Ok so I simply won't fill the 16MB buffers with random(), just average whatever happens to be there (most likely zeros or garbage) as doubles in parallel in 4 threads:
https://gist.github.com/xk/b8b2ff4ab1455237906a8b13e3f1f02f
The i7 Mac:
unibodySierra:Desktop admin$ gcc -O0 threads.c -o threads
unibodySierra:Desktop admin$ time ./threads
real 0m0.054s
user 0m0.084s
sys 0m0.073s
And the OPi Zero:
pi@orangepi:~$ gcc -lpthread -O0 threads.c -o threads
pi@orangepi:~$ time ./threads
real 0m0.166s
user 0m0.440s
sys 0m0.140s
And the Mac now is 0,166/0,054= 3x times faster, and more than 100x as expensive.

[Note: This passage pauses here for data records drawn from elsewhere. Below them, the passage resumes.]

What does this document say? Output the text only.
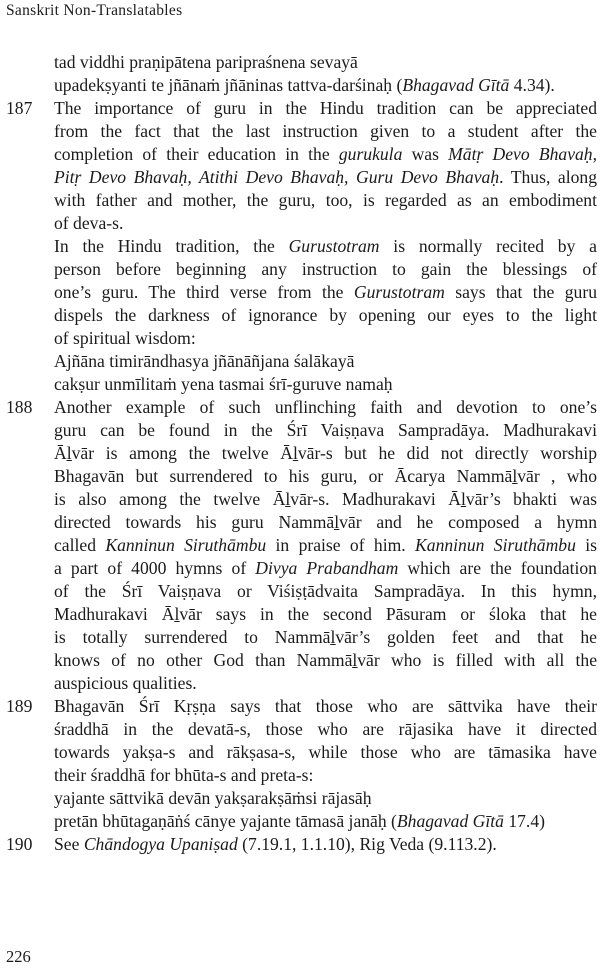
Sanskrit Non-Translatables
tad viddhi praṇipātena paripraśnena sevayā
upadekṣyanti te jñānaṁ jñāninas tattva-darśinaḥ (Bhagavad Gītā 4.34).
187 The importance of guru in the Hindu tradition can be appreciated
from the fact that the last instruction given to a student after the
completion of their education in the gurukula was Mātṛ Devo Bhavaḥ,
Pitṛ Devo Bhavaḥ, Atithi Devo Bhavaḥ, Guru Devo Bhavaḥ. Thus, along
with father and mother, the guru, too, is regarded as an embodiment
of deva-s.
In the Hindu tradition, the Gurustotram is normally recited by a
person before beginning any instruction to gain the blessings of
one’s guru. The third verse from the Gurustotram says that the guru
dispels the darkness of ignorance by opening our eyes to the light
of spiritual wisdom:
Ajñāna timirāndhasya jñānāñjana śalākayā
cakṣur unmīlitaṁ yena tasmai śrī-guruve namaḥ
188 Another example of such unflinching faith and devotion to one’s
guru can be found in the Śrī Vaiṣṇava Sampradāya. Madhurakavi
Āḻvār is among the twelve Āḻvār-s but he did not directly worship
Bhagavān but surrendered to his guru, or Ācarya Nammāḻvār , who
is also among the twelve Āḻvār-s. Madhurakavi Āḻvār’s bhakti was
directed towards his guru Nammāḻvār and he composed a hymn
called Kanninun Siruthāmbu in praise of him. Kanninun Siruthāmbu is
a part of 4000 hymns of Divya Prabandham which are the foundation
of the Śrī Vaiṣṇava or Viśiṣṭādvaita Sampradāya. In this hymn,
Madhurakavi Āḻvār says in the second Pāsuram or śloka that he
is totally surrendered to Nammāḻvār’s golden feet and that he
knows of no other God than Nammāḻvār who is filled with all the
auspicious qualities.
189 Bhagavān Śrī Kṛṣṇa says that those who are sāttvika have their
śraddhā in the devatā-s, those who are rājasika have it directed
towards yakṣa-s and rākṣasa-s, while those who are tāmasika have
their śraddhā for bhūta-s and preta-s:
yajante sāttvikā devān yakṣarakṣāṁsi rājasāḥ
pretān bhūtagaṇāṅś cānye yajante tāmasā janāḥ (Bhagavad Gītā 17.4)
190 See Chāndogya Upaniṣad (7.19.1, 1.1.10), Rig Veda (9.113.2).
226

And for this, Odroid XU4 is:
real 0m0.212s
user 0m0.130s
sys 0m0.625s
And Odroid c2 (quad A53 @1.5 GHz):
real 0m0.142s
user 0m0.350s
sys 0m0.140s
This benchmark is really too short to measure accurately on any of these systems, but especially Intel.
Both the Odroids have less User time than the Orange Pi, the XU4 by a factor of 3.4x. They are both Raspberry Pi-sized SBCs. The C2 costs $5 more than a Pi. The XU4 is about twice the C2, but a 4A power supply is included. Both have 2 GB RAM, gig ethernet, and much faster SD card and USB than a Pi (and eMMC too).